Future of the Economy #1 – What is An Economy?

Last time, I laid out my roadmap for describing my vision for the future of the economy. Now, again awaiting an algorithm’s end, I take the first step.

Today’s topic is simple – “what is an economy?”

Whether you’ve studied economics or not, (and I never have in any academic setting), that is a tricky question.

To some, the economy is “the intersection of supply and demand.” To others, it’s what falls out of comically complex equation like these. To the dictionary, it’s:

3. the management of the resources of a community, country, etc., especially with a view to its productivity.

4. the prosperity or earnings of a place.

My more modest proposal – “the economy is everything.”

Or, less dramatically, everything (even potentially) useful to human life collectively constitutes “the economy.”

Some examples, in order of increasing controversy:

Economy:

Gold coins

Bread

Rapper Mansions

Fighter Jets

Yellowstone National Park

Cats

DNA

Human Life

Not Economy:

Crab Nebula

As I’ll explain more clearly in subsequent posts, it’s significantly more cogent to include immaterial “objects” like interpersonal relationships, human knowledge, or natural beauty in our definition of “economy”.

Every useful thing, whether material or immaterial, can then be labeled a “resource”. The economy is merely the sum of all resources.

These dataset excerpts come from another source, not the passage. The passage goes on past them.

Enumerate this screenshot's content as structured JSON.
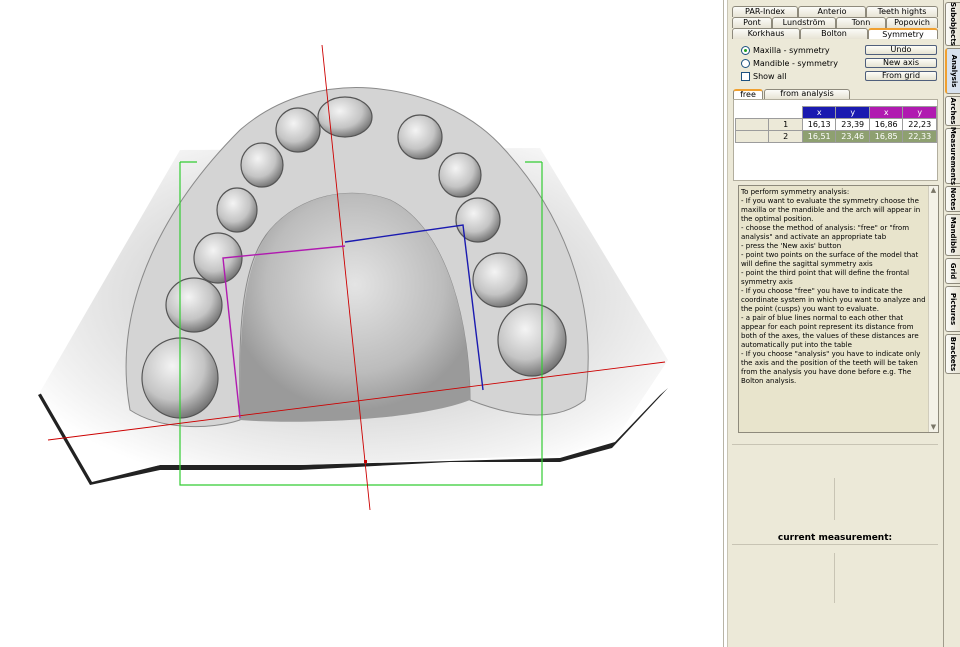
{
  "top_tabs": {
    "row1": [
      "PAR-Index",
      "Anterio",
      "Teeth hights"
    ],
    "row2": [
      "Pont",
      "Lundström",
      "Tonn",
      "Popovich"
    ],
    "row3": [
      "Korkhaus",
      "Bolton",
      "Symmetry"
    ]
  },
  "options": {
    "maxilla": "Maxilla - symmetry",
    "mandible": "Mandible - symmetry",
    "show_all": "Show all"
  },
  "buttons": {
    "undo": "Undo",
    "new_axis": "New axis",
    "from_grid": "From grid"
  },
  "subtabs": [
    "free",
    "from analysis"
  ],
  "table": {
    "headers": [
      "x",
      "y",
      "x",
      "y"
    ],
    "header_colors": [
      "#1a1ab0",
      "#1a1ab0",
      "#b01ab0",
      "#b01ab0"
    ],
    "rows": [
      {
        "index": "1",
        "cells": [
          "16,13",
          "23,39",
          "16,86",
          "22,23"
        ]
      },
      {
        "index": "2",
        "cells": [
          "16,51",
          "23,46",
          "16,85",
          "22,33"
        ]
      }
    ]
  },
  "info_text": "To perform symmetry analysis:\n- If you want to evaluate the symmetry choose the maxilla or the mandible and the arch will appear in the optimal position.\n- choose the method of analysis: \"free\" or \"from analysis\" and activate an appropriate tab\n- press the 'New axis' button\n- point two points on the surface of the model that will define the sagittal symmetry axis\n- point the third point that will define the frontal symmetry axis\n- If you choose \"free\" you have to indicate the coordinate system in which you want to analyze and the point (cusps) you want to evaluate.\n- a pair of blue lines normal to each other that appear for each point represent its distance from both of the axes, the values of these distances are automatically put into the table\n- If you choose \"analysis\" you have to indicate only the axis and the position of the teeth will be taken from the analysis you have done before e.g. The Bolton analysis.",
  "current_measurement_label": "current measurement:",
  "vertical_tabs": [
    "Subobjects",
    "Analysis",
    "Arches",
    "Measurements",
    "Notes",
    "Mandible",
    "Grid",
    "Pictures",
    "Brackets"
  ],
  "colors": {
    "grid_green": "#33cc33",
    "axis_red": "#cc0000",
    "line_blue": "#1a1ab0",
    "line_magenta": "#b01ab0",
    "row2_bg": "#8ea070"
  }
}
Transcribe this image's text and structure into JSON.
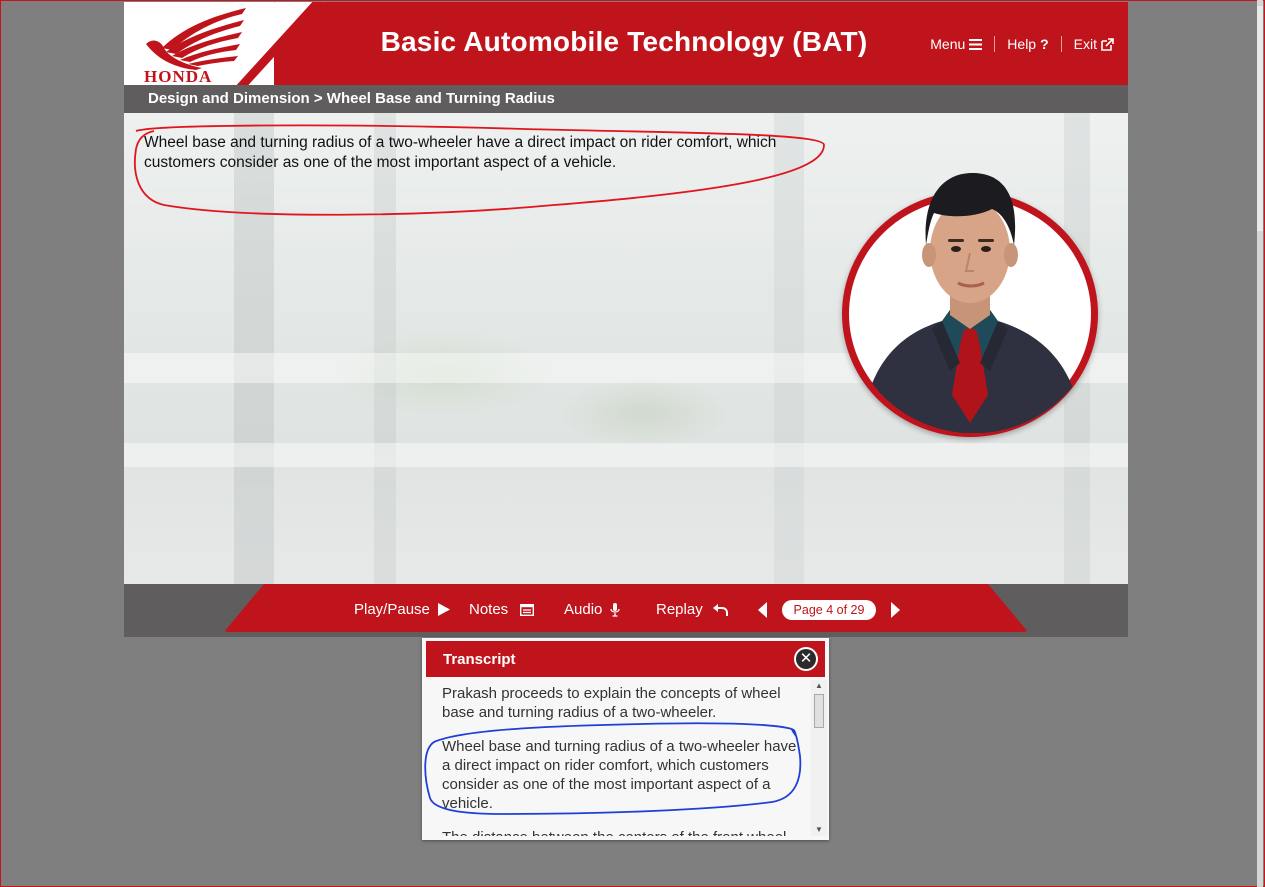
{
  "header": {
    "logo_text": "HONDA",
    "title": "Basic Automobile Technology (BAT)",
    "nav": [
      {
        "label": "Menu",
        "icon": "hamburger-icon"
      },
      {
        "label": "Help",
        "icon": "question-icon"
      },
      {
        "label": "Exit",
        "icon": "external-link-icon"
      }
    ]
  },
  "breadcrumb": "Design and Dimension > Wheel Base and Turning Radius",
  "stage": {
    "text": "Wheel base and turning radius of a two-wheeler have a direct impact on rider comfort, which customers consider as one of the most important aspect of a vehicle."
  },
  "controls": {
    "play_pause": "Play/Pause",
    "notes": "Notes",
    "audio": "Audio",
    "replay": "Replay",
    "page_indicator": "Page 4 of 29"
  },
  "transcript": {
    "title": "Transcript",
    "paragraphs": [
      "Prakash proceeds to explain the concepts of wheel base and turning radius of a two-wheeler.",
      "Wheel base and turning radius of a two-wheeler have a direct impact on rider comfort, which customers consider as one of the most important aspect of a vehicle.",
      "The distance between the centers of the front wheel"
    ]
  },
  "colors": {
    "brand_red": "#c0141c",
    "bar_gray": "#5f5d5e",
    "annotation_red": "#e0161e",
    "annotation_blue": "#1f3fd6"
  }
}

A brief aside – taking a broad view of the economy can be a dangerous game, and there are many very powerful ethical arguments to be made against viewing human relationships etc. through an economic lens. The core fear is that we will start treating human relationships with the sort of “non-ethical, anything-for-a-dollar” ethos that permeates the phrase “it’s not personal; it’s just business.” Instead, I am hopeful that we will instead do the reverse and allow human decency to seep back into traditional economics.

Now, one more step. The size of the whole economy is much less important than prosperity, which is the sum of all resources divided by the number of people utilizing those resources (i.e. Sweden is a very prosperous country, but if we divided the wealth of Sweden across the population of India, the resulting country would not be very rich at all.)

Good economic policy should have a single-minded focus on increasing prosperity (properly conceived, so that we aren’t bulldozing geysers to build factories.)

But how exactly do we increase prosperity? Tune in next time…

P.S. It makes me smile that “bulldozing geysers” formerly had no Google hits.